Caution on HIV Recs from CDC

Caution on HIV Recs from CDC

Federal proposals on wider testing, less counseling stir debate

AIDS groups had a range of reactions to new guidelines from the federal Centers for Disease Control and Prevention (CDC) that support ending the requirement for written consent for HIV testing and the prevention counseling associated with such formal consent regulations, establishing “opt-out” programs that test everybody except those who refuse it, and accepting consent to medical care as “sufficient to encompass consent” for HIV testing.

“I do think that expanding the offer of testing is a good step,” said David Ernesto Munar, associate director for policy and communications at the AIDS Foundation of Chicago.

“We want people to accept testing. We want people who may have been exposed to HIV to find out.”

The guidelines, which are only recommendations, were released on September 21. The CDC suggested that all Americans between the ages of 13 and 64 get tested and those at higher risk of HIV infection get tested once a year.

Munar’s group was one of 33 AIDS, gay, and health groups that joined a statement that endorsed the “routine offer of HIV testing,” but raised serious doubts about other aspects of the guidelines.

Other signatories included The Foundation for AIDS Research (amfAR), the Community HIV/AIDS Mobilization Project (CHAMP), the Gay Men’s Health Crisis (GMHC), Housing Works, Lambda Legal, and the New York State Black Gay Network.

The Los Angeles-based AIDS Healthcare Foundation, the San Francisco AIDS Foundation, and the American Medical Association endorsed the guidelines while the National Association of People with AIDS and the American Academy of HIV Medicine expressed qualified support.

There are several rationales for the guidelines. The hope is that “opt-out” regimes and eliminating counseling and written consent, which some in public health including CDC now call “barriers” to testing, will result in more Americans learning their HIV status earlier.

Officials claim this will lead to declines in new infections because people who test positive change their behavior to protect their sex and needle-sharing partners. Some researchers dispute that claim. The CDC produced a 2005 analysis of 11 studies and data sets that showed such declines.

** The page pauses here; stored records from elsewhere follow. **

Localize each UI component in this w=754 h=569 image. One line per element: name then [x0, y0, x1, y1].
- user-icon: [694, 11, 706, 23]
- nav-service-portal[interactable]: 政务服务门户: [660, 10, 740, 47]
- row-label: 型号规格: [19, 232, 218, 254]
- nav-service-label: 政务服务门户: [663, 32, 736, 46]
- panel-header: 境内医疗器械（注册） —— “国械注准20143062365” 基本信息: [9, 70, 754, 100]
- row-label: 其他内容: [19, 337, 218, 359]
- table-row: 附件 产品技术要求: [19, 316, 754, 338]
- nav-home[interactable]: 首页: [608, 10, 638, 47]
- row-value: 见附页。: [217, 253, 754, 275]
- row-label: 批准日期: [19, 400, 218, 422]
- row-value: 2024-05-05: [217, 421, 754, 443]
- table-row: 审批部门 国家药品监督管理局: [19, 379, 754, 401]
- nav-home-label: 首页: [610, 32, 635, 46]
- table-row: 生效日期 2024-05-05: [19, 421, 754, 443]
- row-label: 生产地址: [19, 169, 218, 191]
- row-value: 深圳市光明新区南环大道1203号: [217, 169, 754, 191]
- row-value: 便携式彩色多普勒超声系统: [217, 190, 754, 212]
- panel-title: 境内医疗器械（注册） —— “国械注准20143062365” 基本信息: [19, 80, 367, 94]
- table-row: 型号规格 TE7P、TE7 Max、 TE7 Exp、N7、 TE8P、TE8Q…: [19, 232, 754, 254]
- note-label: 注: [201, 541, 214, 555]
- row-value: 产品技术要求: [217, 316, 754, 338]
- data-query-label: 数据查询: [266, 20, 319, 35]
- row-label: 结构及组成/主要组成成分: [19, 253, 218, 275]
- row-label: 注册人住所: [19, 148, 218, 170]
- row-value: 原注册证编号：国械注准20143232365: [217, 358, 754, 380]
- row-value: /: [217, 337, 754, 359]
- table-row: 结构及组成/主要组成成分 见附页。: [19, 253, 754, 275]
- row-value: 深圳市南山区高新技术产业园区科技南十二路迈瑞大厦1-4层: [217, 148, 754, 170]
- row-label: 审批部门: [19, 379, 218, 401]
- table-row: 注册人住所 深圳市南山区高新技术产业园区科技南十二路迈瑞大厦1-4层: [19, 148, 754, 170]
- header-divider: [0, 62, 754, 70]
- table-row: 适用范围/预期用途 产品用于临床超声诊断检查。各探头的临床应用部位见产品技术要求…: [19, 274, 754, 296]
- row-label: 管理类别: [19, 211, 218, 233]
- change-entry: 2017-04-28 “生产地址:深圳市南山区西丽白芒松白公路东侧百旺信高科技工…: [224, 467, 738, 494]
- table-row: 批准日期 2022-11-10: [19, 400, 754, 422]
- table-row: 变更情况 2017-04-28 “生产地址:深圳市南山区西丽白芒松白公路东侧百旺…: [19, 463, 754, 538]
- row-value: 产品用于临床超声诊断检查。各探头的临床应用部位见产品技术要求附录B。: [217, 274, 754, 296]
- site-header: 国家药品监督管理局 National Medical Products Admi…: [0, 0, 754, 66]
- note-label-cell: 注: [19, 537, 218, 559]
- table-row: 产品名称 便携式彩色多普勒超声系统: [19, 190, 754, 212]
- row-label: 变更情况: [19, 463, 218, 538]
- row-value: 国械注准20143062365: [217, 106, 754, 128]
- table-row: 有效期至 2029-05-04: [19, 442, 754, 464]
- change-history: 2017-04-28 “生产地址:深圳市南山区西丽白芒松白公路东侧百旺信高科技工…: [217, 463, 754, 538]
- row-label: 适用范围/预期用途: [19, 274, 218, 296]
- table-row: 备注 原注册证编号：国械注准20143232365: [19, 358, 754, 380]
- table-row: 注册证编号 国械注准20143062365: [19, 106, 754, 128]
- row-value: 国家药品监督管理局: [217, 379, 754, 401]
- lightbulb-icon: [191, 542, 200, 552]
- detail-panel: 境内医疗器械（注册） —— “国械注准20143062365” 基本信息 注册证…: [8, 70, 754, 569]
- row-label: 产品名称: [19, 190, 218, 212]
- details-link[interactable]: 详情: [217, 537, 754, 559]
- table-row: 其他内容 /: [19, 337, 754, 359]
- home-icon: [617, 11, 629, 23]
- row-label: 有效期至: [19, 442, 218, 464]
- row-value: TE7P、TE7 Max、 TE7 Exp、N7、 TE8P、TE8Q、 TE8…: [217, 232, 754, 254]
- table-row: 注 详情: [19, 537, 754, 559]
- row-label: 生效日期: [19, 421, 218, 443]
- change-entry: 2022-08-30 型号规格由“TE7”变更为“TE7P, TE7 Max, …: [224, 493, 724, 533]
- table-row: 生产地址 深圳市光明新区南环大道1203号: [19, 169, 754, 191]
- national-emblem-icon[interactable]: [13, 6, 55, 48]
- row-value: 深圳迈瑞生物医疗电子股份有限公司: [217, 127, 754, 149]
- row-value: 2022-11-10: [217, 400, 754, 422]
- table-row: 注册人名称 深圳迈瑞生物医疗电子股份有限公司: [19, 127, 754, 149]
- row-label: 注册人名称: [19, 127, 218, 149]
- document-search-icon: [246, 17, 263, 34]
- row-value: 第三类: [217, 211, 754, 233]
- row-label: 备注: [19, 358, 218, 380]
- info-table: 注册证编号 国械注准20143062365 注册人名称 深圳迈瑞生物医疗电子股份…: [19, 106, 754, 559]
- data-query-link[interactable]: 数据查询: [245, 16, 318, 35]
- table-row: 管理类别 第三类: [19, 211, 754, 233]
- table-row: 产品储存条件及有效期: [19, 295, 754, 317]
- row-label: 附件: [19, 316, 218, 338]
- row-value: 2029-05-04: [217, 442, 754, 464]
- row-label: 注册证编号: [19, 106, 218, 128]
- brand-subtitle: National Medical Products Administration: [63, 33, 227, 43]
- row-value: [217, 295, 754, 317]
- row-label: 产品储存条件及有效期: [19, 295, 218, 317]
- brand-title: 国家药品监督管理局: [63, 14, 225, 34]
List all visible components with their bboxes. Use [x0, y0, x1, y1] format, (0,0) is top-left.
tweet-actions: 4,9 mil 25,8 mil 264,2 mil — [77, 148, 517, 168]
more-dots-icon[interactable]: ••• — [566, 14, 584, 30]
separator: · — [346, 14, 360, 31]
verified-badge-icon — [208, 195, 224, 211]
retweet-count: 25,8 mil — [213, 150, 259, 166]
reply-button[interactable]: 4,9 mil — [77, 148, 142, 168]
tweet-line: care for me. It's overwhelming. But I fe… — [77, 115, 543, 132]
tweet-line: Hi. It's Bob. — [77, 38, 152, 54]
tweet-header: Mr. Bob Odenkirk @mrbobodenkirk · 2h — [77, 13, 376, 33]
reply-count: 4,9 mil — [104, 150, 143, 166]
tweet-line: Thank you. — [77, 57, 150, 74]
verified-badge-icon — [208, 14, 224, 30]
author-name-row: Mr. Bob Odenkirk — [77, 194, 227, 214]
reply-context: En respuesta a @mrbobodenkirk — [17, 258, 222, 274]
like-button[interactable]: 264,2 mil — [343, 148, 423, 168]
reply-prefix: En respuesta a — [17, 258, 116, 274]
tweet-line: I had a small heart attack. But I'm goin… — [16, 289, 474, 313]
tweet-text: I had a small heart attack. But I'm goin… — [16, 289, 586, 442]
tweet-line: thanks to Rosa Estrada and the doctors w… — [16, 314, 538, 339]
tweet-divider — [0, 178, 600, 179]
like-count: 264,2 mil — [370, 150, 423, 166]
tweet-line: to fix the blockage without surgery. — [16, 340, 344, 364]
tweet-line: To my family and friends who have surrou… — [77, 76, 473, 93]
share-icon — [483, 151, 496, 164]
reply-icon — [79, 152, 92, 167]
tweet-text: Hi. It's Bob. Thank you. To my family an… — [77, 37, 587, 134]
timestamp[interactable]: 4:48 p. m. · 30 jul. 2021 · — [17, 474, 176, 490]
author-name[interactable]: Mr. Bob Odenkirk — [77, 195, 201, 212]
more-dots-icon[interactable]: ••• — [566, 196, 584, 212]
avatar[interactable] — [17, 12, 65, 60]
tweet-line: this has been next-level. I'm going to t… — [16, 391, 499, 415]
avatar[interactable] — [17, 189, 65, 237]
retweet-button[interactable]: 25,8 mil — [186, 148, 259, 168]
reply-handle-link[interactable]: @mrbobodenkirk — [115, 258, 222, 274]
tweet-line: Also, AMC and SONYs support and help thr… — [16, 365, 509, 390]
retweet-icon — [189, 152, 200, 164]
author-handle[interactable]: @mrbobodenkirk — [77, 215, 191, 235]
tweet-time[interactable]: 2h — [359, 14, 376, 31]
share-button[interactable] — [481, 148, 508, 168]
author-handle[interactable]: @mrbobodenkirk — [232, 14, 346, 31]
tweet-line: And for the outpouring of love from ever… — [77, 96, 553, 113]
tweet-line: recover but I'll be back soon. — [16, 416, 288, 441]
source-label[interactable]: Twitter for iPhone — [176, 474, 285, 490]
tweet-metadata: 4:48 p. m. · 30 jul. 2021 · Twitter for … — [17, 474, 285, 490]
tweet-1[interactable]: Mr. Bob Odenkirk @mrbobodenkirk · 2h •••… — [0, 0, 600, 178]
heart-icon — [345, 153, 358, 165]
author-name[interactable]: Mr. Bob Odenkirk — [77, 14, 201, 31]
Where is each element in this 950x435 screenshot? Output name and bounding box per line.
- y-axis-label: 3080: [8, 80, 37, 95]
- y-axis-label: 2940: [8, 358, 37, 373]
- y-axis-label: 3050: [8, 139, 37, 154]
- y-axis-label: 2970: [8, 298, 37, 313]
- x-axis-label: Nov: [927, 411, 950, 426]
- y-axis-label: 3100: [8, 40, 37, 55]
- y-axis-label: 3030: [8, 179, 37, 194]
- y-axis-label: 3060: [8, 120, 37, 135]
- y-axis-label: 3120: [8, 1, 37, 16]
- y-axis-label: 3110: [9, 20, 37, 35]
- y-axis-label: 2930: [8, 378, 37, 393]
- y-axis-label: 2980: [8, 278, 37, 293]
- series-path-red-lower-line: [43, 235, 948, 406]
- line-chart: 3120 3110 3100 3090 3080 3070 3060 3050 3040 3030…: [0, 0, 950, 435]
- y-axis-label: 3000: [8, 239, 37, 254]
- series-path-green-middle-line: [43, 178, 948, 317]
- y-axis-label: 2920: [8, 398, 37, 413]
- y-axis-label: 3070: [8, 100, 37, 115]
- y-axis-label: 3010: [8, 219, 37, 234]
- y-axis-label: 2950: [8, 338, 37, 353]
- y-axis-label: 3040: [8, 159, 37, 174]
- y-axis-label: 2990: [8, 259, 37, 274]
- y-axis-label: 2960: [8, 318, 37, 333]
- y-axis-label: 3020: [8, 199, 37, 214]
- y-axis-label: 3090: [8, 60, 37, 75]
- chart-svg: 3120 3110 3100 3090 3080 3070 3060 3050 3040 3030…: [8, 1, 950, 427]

Dr. Walt Senterfitt, an epidemiologist, an author on the analysis, and the board chair of CHAMP, said that CDC was “overselling” the conclusions of the analysis.

“I don’t think that you can generalize our meta-analysis nearly as much as CDC is doing it,” he said. “I don’t believe you can generalize a reduction as wide or as great as those studies indicate.”

If implemented, the CDC’s testing regime would likely identify more infected people, Senterfitt said, but there are also populations, such as young people and those without health insurance, who would still be missed.

Health officials also hope that expanded testing will capture more people earlier in their disease progression. A CDC analysis of 2003 data from 35 jurisdictions with long-term HIV names reporting estimated that 39 percent of the 38,142 AIDS or HIV cases were late testers or people who received an AIDS diagnosis within one year of first testing positive. It typically takes eight to 10 years to go from HIV-positive to AIDS. Late testers often begin treatment much sicker and their prognosis is worse than those who test early.

For some activists, such as Munar, the CDC guidelines are part of an ongoing abandonment of HIV prevention.

“At this juncture in the epidemic we want to see more discussion about HIV not less,” he said. “To ask doctors not to have discussions with their patients just seems to be a disservice. I’m concerned that we’re giving up on HIV prevention.”

The linkage between counseling and testing was made in many states because often people get tested due to a recent unsafe sex or needle-sharing encounter. The test was viewed as an opportunity to discuss risk reduction strategies.

Advocates are also concerned that ending written consent will result in people being tested without their consent.

“It does open the door for widespread ethical abuses,” Munar said.